Los chalecos amarillos parisinos, el pueblo ecuatoriano y ahora el caos en el que está sumido Chile no hacen más que poner delante de nuestras narices una de las mayores obviedades del Siglo XXI: la clásica democracia liberal enfrenta desde hace tiempo una crisis global de representación que se manifiesta por un creciente descontento social.
Ahora bien, en el trasfondo de esta crisis aquello que cruje es un sistema de gobernanza que ha sido puesto en jaque por un modelo económico que ha generado un escenario mundial donde casi el 50 por ciento de la riqueza está en manos del 0,7 por ciento de la población.
En este contexto, en donde los niveles de concentración de riqueza tienen efectos destructivos sobre la dignidad y la salud de las grandes mayorías, las viejas democracias representativas se mostraron impotentes y quedaron expuestas a contradicciones sustanciales y, en consecuencia, son observadas por estas mayorías como construcciones obsoletas, como un conjunto de instituciones y prácticas políticas que no resuelven los verdaderos problemas de las personas.
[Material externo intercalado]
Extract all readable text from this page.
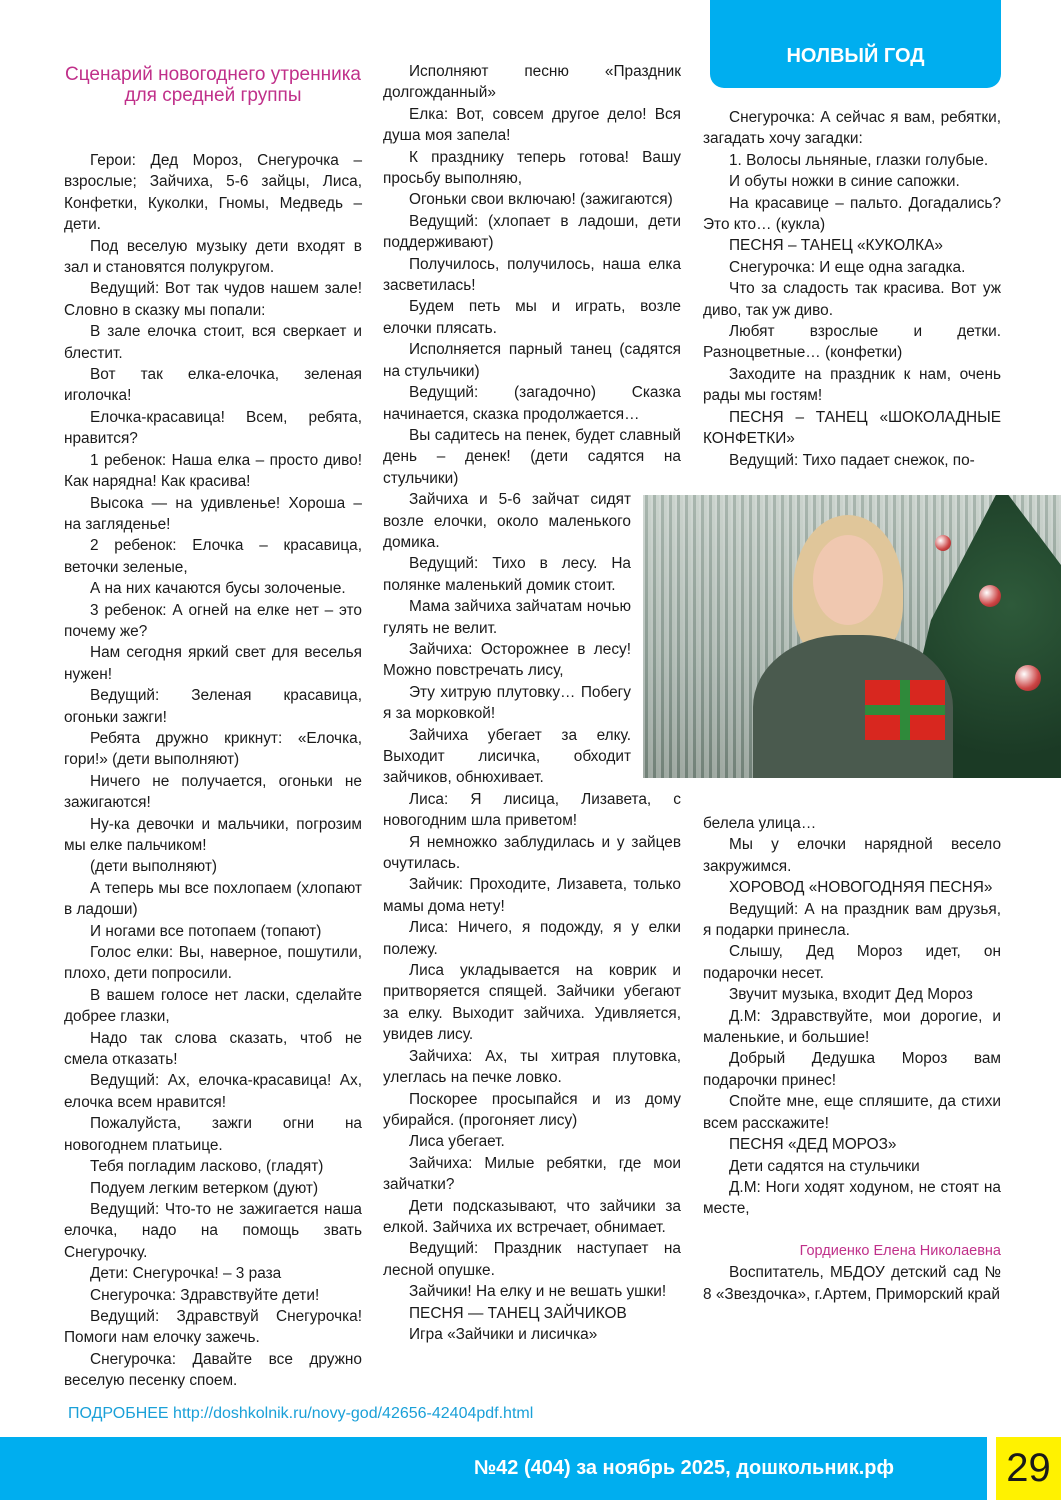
НОЛВЫЙ ГОД
Сценарий новогоднего утренника для средней группы

Герои: Дед Мороз, Снегурочка – взрослые; Зайчиха, 5-6 зайцы, Лиса, Конфетки, Куколки, Гномы, Медведь – дети.

Под веселую музыку дети входят в зал и становятся полукругом.

Ведущий: Вот так чудов нашем зале! Словно в сказку мы попали:

В зале елочка стоит, вся сверкает и блестит.

Вот так елка-елочка, зеленая иголочка!

Елочка-красавица! Всем, ребята, нравится?

1 ребенок: Наша елка – просто диво! Как нарядна! Как красива!

Высока — на удивленье! Хороша – на загляденье!

2 ребенок: Елочка – красавица, веточки зеленые,

А на них качаются бусы золоченые.

3 ребенок: А огней на елке нет – это почему же?

Нам сегодня яркий свет для веселья нужен!

Ведущий: Зеленая красавица, огоньки зажги!

Ребята дружно крикнут: «Елочка, гори!» (дети выполняют)

Ничего не получается, огоньки не зажигаются!

Ну-ка девочки и мальчики, погрозим мы елке пальчиком!

(дети выполняют)

А теперь мы все похлопаем (хлопают в ладоши)

И ногами все потопаем (топают)

Голос елки: Вы, наверное, пошутили, плохо, дети попросили.

В вашем голосе нет ласки, сделайте добрее глазки,

Надо так слова сказать, чтоб не смела отказать!

Ведущий: Ах, елочка-красавица! Ах, елочка всем нравится!

Пожалуйста, зажги огни на новогоднем платьице.

Тебя погладим ласково, (гладят)

Подуем легким ветерком (дуют)

Ведущий: Что-то не зажигается наша елочка, надо на помощь звать Снегурочку.

Дети: Снегурочка! – 3 раза

Снегурочка: Здравствуйте дети!

Ведущий: Здравствуй Снегурочка! Помоги нам елочку зажечь.

Снегурочка: Давайте все дружно веселую песенку споем.

Исполняют песню «Праздник долгожданный»

Елка: Вот, совсем другое дело! Вся душа моя запела!

К празднику теперь готова! Вашу просьбу выполняю,

Огоньки свои включаю! (зажигаются)

Ведущий: (хлопает в ладоши, дети поддерживают)

Получилось, получилось, наша елка засветилась!

Будем петь мы и играть, возле елочки плясать.

Исполняется парный танец (садятся на стульчики)

Ведущий: (загадочно) Сказка начинается, сказка продолжается…

Вы садитесь на пенек, будет славный день – денек! (дети садятся на стульчики)

Зайчиха и 5-6 зайчат сидят возле елочки, около маленького домика.

Ведущий: Тихо в лесу. На полянке маленький домик стоит.

Мама зайчиха зайчатам ночью гулять не велит.

Зайчиха: Осторожнее в лесу! Можно повстречать лису,

Эту хитрую плутовку… Побегу я за морковкой!

Зайчиха убегает за елку. Выходит лисичка, обходит зайчиков, обнюхивает.

Лиса: Я лисица, Лизавета, с новогодним шла приветом!

Я немножко заблудилась и у зайцев очутилась.

Зайчик: Проходите, Лизавета, только мамы дома нету!

Лиса: Ничего, я подожду, я у елки полежу.

Лиса укладывается на коврик и притворяется спящей. Зайчики убегают за елку. Выходит зайчиха. Удивляется, увидев лису.

Зайчиха: Ах, ты хитрая плутовка, улеглась на печке ловко.

Поскорее просыпайся и из дому убирайся. (прогоняет лису)

Лиса убегает.

Зайчиха: Милые ребятки, где мои зайчатки?

Дети подсказывают, что зайчики за елкой. Зайчиха их встречает, обнимает.

Ведущий: Праздник наступает на лесной опушке.

Зайчики! На елку и не вешать ушки!

ПЕСНЯ — ТАНЕЦ ЗАЙЧИКОВ

Игра «Зайчики и лисичка»

Снегурочка: А сейчас я вам, ребятки, загадать хочу загадки:

1. Волосы льняные, глазки голубые.

И обуты ножки в синие сапожки.

На красавице – пальто. Догадались? Это кто… (кукла)

ПЕСНЯ – ТАНЕЦ «КУКОЛКА»

Снегурочка: И еще одна загадка.

Что за сладость так красива. Вот уж диво, так уж диво.

Любят взрослые и детки. Разноцветные… (конфетки)

Заходите на праздник к нам, очень рады мы гостям!

ПЕСНЯ – ТАНЕЦ «ШОКОЛАДНЫЕ КОНФЕТКИ»

Ведущий: Тихо падает снежок, по-

белела улица…

Мы у елочки нарядной весело закружимся.

ХОРОВОД «НОВОГОДНЯЯ ПЕСНЯ»

Ведущий: А на праздник вам друзья, я подарки принесла.

Слышу, Дед Мороз идет, он подарочки несет.

Звучит музыка, входит Дед Мороз

Д.М: Здравствуйте, мои дорогие, и маленькие, и большие!

Добрый Дедушка Мороз вам подарочки принес!

Спойте мне, еще спляшите, да стихи всем расскажите!

ПЕСНЯ «ДЕД МОРОЗ»

Дети садятся на стульчики

Д.М: Ноги ходят ходуном, не стоят на месте,

Гордиенко Елена Николаевна

Воспитатель, МБДОУ детский сад № 8 «Звездочка», г.Артем, Приморский край

ПОДРОБНЕЕ http://doshkolnik.ru/novy-god/42656-42404pdf.html
№42 (404) за ноябрь 2025, дошкольник.рф	29
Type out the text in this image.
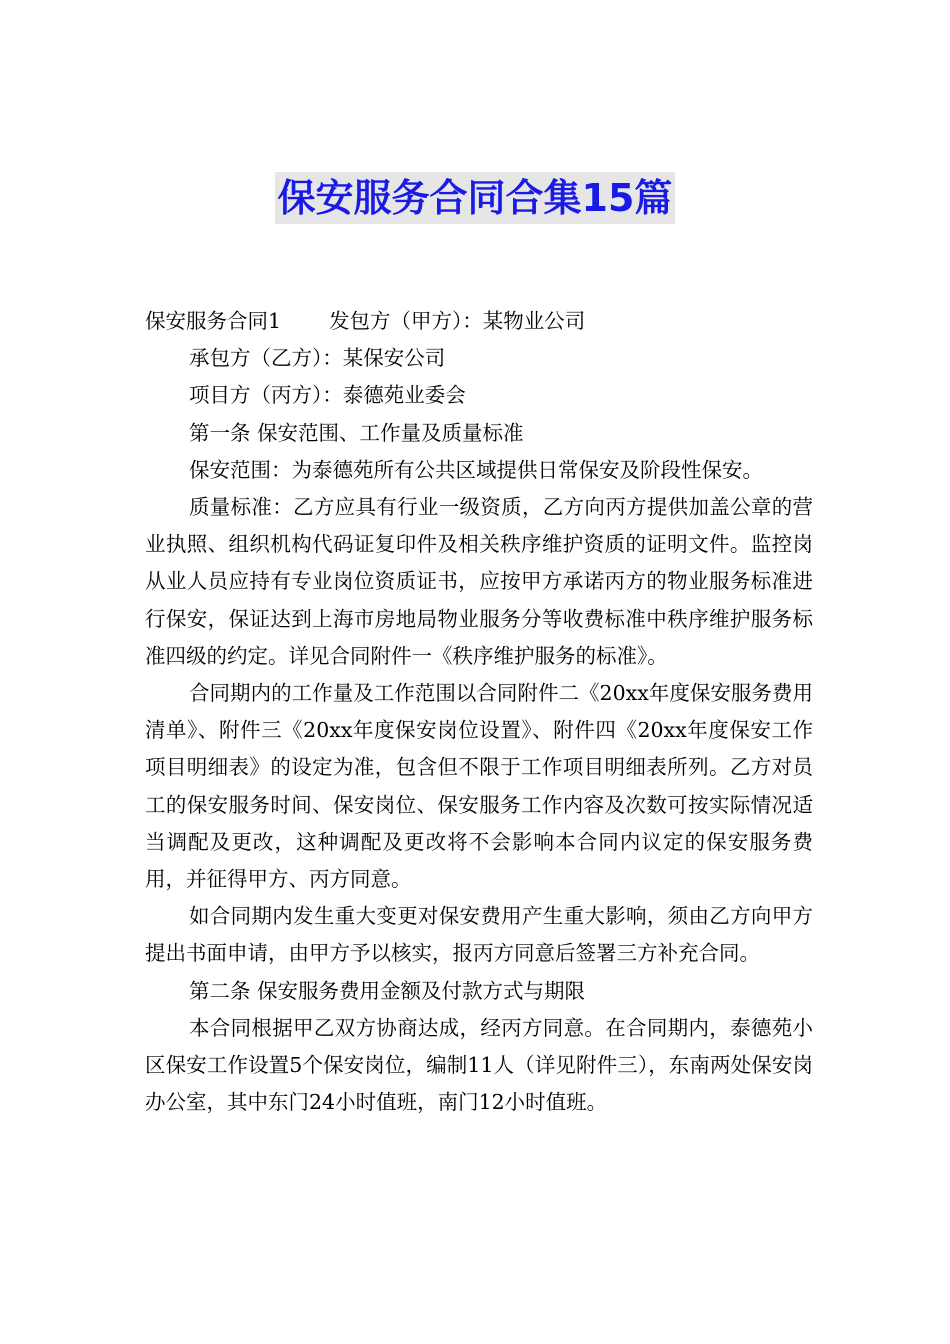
保安服务合同合集15篇

保安服务合同1 发包方（甲方）：某物业公司

承包方（乙方）：某保安公司

项目方（丙方）：泰德苑业委会

第一条 保安范围、工作量及质量标准

保安范围：为泰德苑所有公共区域提供日常保安及阶段性保安。

质量标准：乙方应具有行业一级资质，乙方向丙方提供加盖公章的营业执照、组织机构代码证复印件及相关秩序维护资质的证明文件。监控岗从业人员应持有专业岗位资质证书，应按甲方承诺丙方的物业服务标准进行保安，保证达到上海市房地局物业服务分等收费标准中秩序维护服务标准四级的约定。详见合同附件一《秩序维护服务的标准》。

合同期内的工作量及工作范围以合同附件二《20xx年度保安服务费用清单》、附件三《20xx年度保安岗位设置》、附件四《20xx年度保安工作项目明细表》的设定为准，包含但不限于工作项目明细表所列。乙方对员工的保安服务时间、保安岗位、保安服务工作内容及次数可按实际情况适当调配及更改，这种调配及更改将不会影响本合同内议定的保安服务费用，并征得甲方、丙方同意。

如合同期内发生重大变更对保安费用产生重大影响，须由乙方向甲方提出书面申请，由甲方予以核实，报丙方同意后签署三方补充合同。

第二条 保安服务费用金额及付款方式与期限

本合同根据甲乙双方协商达成，经丙方同意。在合同期内，泰德苑小区保安工作设置5个保安岗位，编制11人（详见附件三），东南两处保安岗办公室，其中东门24小时值班，南门12小时值班。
Pues claramente, el esquema institucional vigente no solo es incapaz de detener la sostenida degradación de la calidad de vida de millones de personas y la cada vez mayor exclusión social y concentración de la riqueza, sino que tampoco logra frenar el deterioro del medio ambiente y el avance del crimen organizado a nivel mundial.
En definitiva, cuando los mecanismos tradicionales de la democracia se debilitan y no tienen capacidad para asegurar al menos cierto nivel de respuesta a las distintas exigencias y demandas sociales, o bien le cierran los canales institucionales de expresión, el reclamo tiende a perforar el sistema.
Para el constitucionalismo esto no es novedoso, pues desde hace años que venimos advirtiendo que una de las principales causas del incremento del malestar social es que no encuentra respuesta formal suficiente, por lo cual -tarde o temprano- se expresará por otras vías, como vimos en Francia, en Ecuador y ahora en Chile.
* Guido Risso es profesor adjunto de Derecho Constitucional (UBA) y titular de la Cátedra de Derecho Político (USI-Placido Marín).